4234 Abdullah ibn Omer’in iki oğlu Ubeydullah ile Salim, babaları Abdullah ibn Omer’le konuştuklarını Nâfi’e haber vermişlerdir. H ve yine bize Mûsâ ibn İsmâîl tahdîs etti: Bize Cuveyriye, Nâfi’den şöyle tahdîs etti: Abdullah ibn Omer’in oğullarından bâzısı İbn Omer’e:
— Bu yıl yerinde kalsan (hacca gitmesen elbette daha hayırlı olur)! Çünkü ben senin bu sene Beyt’e ulaşamayacağından korkuyorum, dedi.
İbn Omer dedi ki:
— Biz Peygamber’in beraberinde yola çıktık. Kureyş kâfirleri Beyt’e varmağa mâni’ oldular. Bunun üzerine Peygamber kurbanlıklarını kesti, başını tıraş etti, sahâbîleri de saçlarını kısalttılar.

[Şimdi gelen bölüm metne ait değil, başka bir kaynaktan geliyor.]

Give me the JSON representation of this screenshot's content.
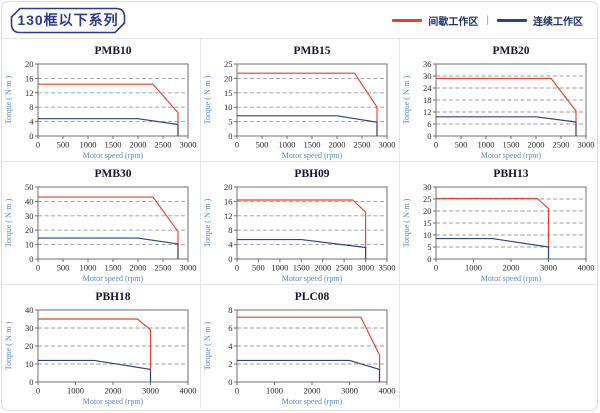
{
  "header": {
    "title": "130框以下系列"
  },
  "legend": {
    "items": [
      {
        "label": "间歇工作区",
        "key": "intermittent"
      },
      {
        "label": "连续工作区",
        "key": "continuous"
      }
    ],
    "separator": "|"
  },
  "colors": {
    "intermittent": "#e2432a",
    "continuous": "#2a4480",
    "badge_border": "#2b3a8f",
    "badge_text": "#2b3a8f",
    "axis_label": "#5b87c5",
    "plot_border": "#6f6f6f",
    "gridline": "#9c9c9c",
    "cell_border": "#e3e5ea"
  },
  "chart_data": [
    {
      "type": "line",
      "title": "PMB10",
      "xlabel": "Motor speed (rpm)",
      "ylabel": "Torque ( N·m )",
      "xlim": [
        0,
        3000
      ],
      "xticks": [
        0,
        500,
        1000,
        1500,
        2000,
        2500,
        3000
      ],
      "ylim": [
        0,
        20
      ],
      "yticks": [
        0,
        4,
        8,
        12,
        16,
        20
      ],
      "grid": "horizontal-dashed",
      "legend_position": "none",
      "series": [
        {
          "name": "间歇工作区",
          "key": "intermittent",
          "points": [
            [
              0,
              14.4
            ],
            [
              2300,
              14.4
            ],
            [
              2800,
              6.5
            ],
            [
              2800,
              0
            ]
          ]
        },
        {
          "name": "连续工作区",
          "key": "continuous",
          "points": [
            [
              0,
              4.8
            ],
            [
              2000,
              4.8
            ],
            [
              2800,
              3.2
            ],
            [
              2800,
              0
            ]
          ]
        }
      ]
    },
    {
      "type": "line",
      "title": "PMB15",
      "xlabel": "Motor speed (rpm)",
      "ylabel": "Torque ( N·m )",
      "xlim": [
        0,
        3000
      ],
      "xticks": [
        0,
        500,
        1000,
        1500,
        2000,
        2500,
        3000
      ],
      "ylim": [
        0,
        25
      ],
      "yticks": [
        0,
        5,
        10,
        15,
        20,
        25
      ],
      "grid": "horizontal-dashed",
      "legend_position": "none",
      "series": [
        {
          "name": "间歇工作区",
          "key": "intermittent",
          "points": [
            [
              0,
              21.8
            ],
            [
              2350,
              21.8
            ],
            [
              2800,
              10
            ],
            [
              2800,
              0
            ]
          ]
        },
        {
          "name": "连续工作区",
          "key": "continuous",
          "points": [
            [
              0,
              7
            ],
            [
              2000,
              7
            ],
            [
              2800,
              4.8
            ],
            [
              2800,
              0
            ]
          ]
        }
      ]
    },
    {
      "type": "line",
      "title": "PMB20",
      "xlabel": "Motor speed (rpm)",
      "ylabel": "Torque ( N·m )",
      "xlim": [
        0,
        3000
      ],
      "xticks": [
        0,
        500,
        1000,
        1500,
        2000,
        2500,
        3000
      ],
      "ylim": [
        0,
        36
      ],
      "yticks": [
        0,
        6,
        12,
        18,
        24,
        30,
        36
      ],
      "grid": "horizontal-dashed",
      "legend_position": "none",
      "series": [
        {
          "name": "间歇工作区",
          "key": "intermittent",
          "points": [
            [
              0,
              28.8
            ],
            [
              2300,
              28.8
            ],
            [
              2800,
              12.5
            ],
            [
              2800,
              0
            ]
          ]
        },
        {
          "name": "连续工作区",
          "key": "continuous",
          "points": [
            [
              0,
              9.6
            ],
            [
              2000,
              9.6
            ],
            [
              2800,
              7
            ],
            [
              2800,
              0
            ]
          ]
        }
      ]
    },
    {
      "type": "line",
      "title": "PMB30",
      "xlabel": "Motor speed (rpm)",
      "ylabel": "Torque ( N·m )",
      "xlim": [
        0,
        3000
      ],
      "xticks": [
        0,
        500,
        1000,
        1500,
        2000,
        2500,
        3000
      ],
      "ylim": [
        0,
        50
      ],
      "yticks": [
        0,
        10,
        20,
        30,
        40,
        50
      ],
      "grid": "horizontal-dashed",
      "legend_position": "none",
      "series": [
        {
          "name": "间歇工作区",
          "key": "intermittent",
          "points": [
            [
              0,
              43
            ],
            [
              2300,
              43
            ],
            [
              2800,
              19
            ],
            [
              2800,
              0
            ]
          ]
        },
        {
          "name": "连续工作区",
          "key": "continuous",
          "points": [
            [
              0,
              14.5
            ],
            [
              2000,
              14.5
            ],
            [
              2800,
              10.5
            ],
            [
              2800,
              0
            ]
          ]
        }
      ]
    },
    {
      "type": "line",
      "title": "PBH09",
      "xlabel": "Motor speed (rpm)",
      "ylabel": "Torque ( N·m )",
      "xlim": [
        0,
        3500
      ],
      "xticks": [
        0,
        500,
        1000,
        1500,
        2000,
        2500,
        3000,
        3500
      ],
      "ylim": [
        0,
        20
      ],
      "yticks": [
        0,
        4,
        8,
        12,
        16,
        20
      ],
      "grid": "horizontal-dashed",
      "legend_position": "none",
      "series": [
        {
          "name": "间歇工作区",
          "key": "intermittent",
          "points": [
            [
              0,
              16.4
            ],
            [
              2700,
              16.4
            ],
            [
              3000,
              13
            ],
            [
              3000,
              0
            ]
          ]
        },
        {
          "name": "连续工作区",
          "key": "continuous",
          "points": [
            [
              0,
              5.4
            ],
            [
              1500,
              5.4
            ],
            [
              3000,
              3.2
            ],
            [
              3000,
              0
            ]
          ]
        }
      ]
    },
    {
      "type": "line",
      "title": "PBH13",
      "xlabel": "Motor speed (rpm)",
      "ylabel": "Torque ( N·m )",
      "xlim": [
        0,
        4000
      ],
      "xticks": [
        0,
        1000,
        2000,
        3000,
        4000
      ],
      "ylim": [
        0,
        30
      ],
      "yticks": [
        0,
        5,
        10,
        15,
        20,
        25,
        30
      ],
      "grid": "horizontal-dashed",
      "legend_position": "none",
      "series": [
        {
          "name": "间歇工作区",
          "key": "intermittent",
          "points": [
            [
              0,
              25.2
            ],
            [
              2700,
              25.2
            ],
            [
              3000,
              21
            ],
            [
              3000,
              0
            ]
          ]
        },
        {
          "name": "连续工作区",
          "key": "continuous",
          "points": [
            [
              0,
              8.5
            ],
            [
              1500,
              8.5
            ],
            [
              3000,
              5
            ],
            [
              3000,
              0
            ]
          ]
        }
      ]
    },
    {
      "type": "line",
      "title": "PBH18",
      "xlabel": "Motor speed (rpm)",
      "ylabel": "Torque ( N·m )",
      "xlim": [
        0,
        4000
      ],
      "xticks": [
        0,
        1000,
        2000,
        3000,
        4000
      ],
      "ylim": [
        0,
        40
      ],
      "yticks": [
        0,
        10,
        20,
        30,
        40
      ],
      "grid": "horizontal-dashed",
      "legend_position": "none",
      "series": [
        {
          "name": "间歇工作区",
          "key": "intermittent",
          "points": [
            [
              0,
              35
            ],
            [
              2650,
              35
            ],
            [
              3000,
              29
            ],
            [
              3000,
              0
            ]
          ]
        },
        {
          "name": "连续工作区",
          "key": "continuous",
          "points": [
            [
              0,
              12
            ],
            [
              1500,
              12
            ],
            [
              3000,
              7
            ],
            [
              3000,
              0
            ]
          ]
        }
      ]
    },
    {
      "type": "line",
      "title": "PLC08",
      "xlabel": "Motor speed (rpm)",
      "ylabel": "Torque ( N·m )",
      "xlim": [
        0,
        4000
      ],
      "xticks": [
        0,
        1000,
        2000,
        3000,
        4000
      ],
      "ylim": [
        0,
        8
      ],
      "yticks": [
        0,
        2,
        4,
        6,
        8
      ],
      "grid": "horizontal-dashed",
      "legend_position": "none",
      "series": [
        {
          "name": "间歇工作区",
          "key": "intermittent",
          "points": [
            [
              0,
              7.2
            ],
            [
              3300,
              7.2
            ],
            [
              3800,
              3
            ],
            [
              3800,
              0
            ]
          ]
        },
        {
          "name": "连续工作区",
          "key": "continuous",
          "points": [
            [
              0,
              2.4
            ],
            [
              3000,
              2.4
            ],
            [
              3800,
              1.4
            ],
            [
              3800,
              0
            ]
          ]
        }
      ]
    }
  ]
}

İbn Omer devamla şöyle dedi:
— Sizi şâhid tutuyorum ki, ben kendime umre yapmayı vâcib kıldım. Eğer benimle Beyt’in arası serbest bırakılırsa Beyt’i tavaf ederim. Eğer benimle Beyt’in arasına engel olunursa, ben de Rasûlüllah’ın (Hudeybiye’de) yaptığı gibi yaparım, dedi (ve Zu’l-Huleyfe’de umre niyetiyle ihrama girdi).
Bir saat gittikten sonra:
— Mâni’ olunmakla ihramdan çıkmanın cevazında hacc ile umrenin ikisini de bir görüyorum (aralarında fark görmüyorum). Sizleri şâhid tutuyorum ki, ben umrem ile beraber haccı da kendime vâcıb kıldım, dedi (ve kıran haccına niyet etti).
Mekke’ye girdiği gün bir tavaf ve bir sa’y yaptı (ikaamet etti). Nihayet (nahr gününde kurbanını kesip) iki ibâdetten beraberce ihramdan çıktı.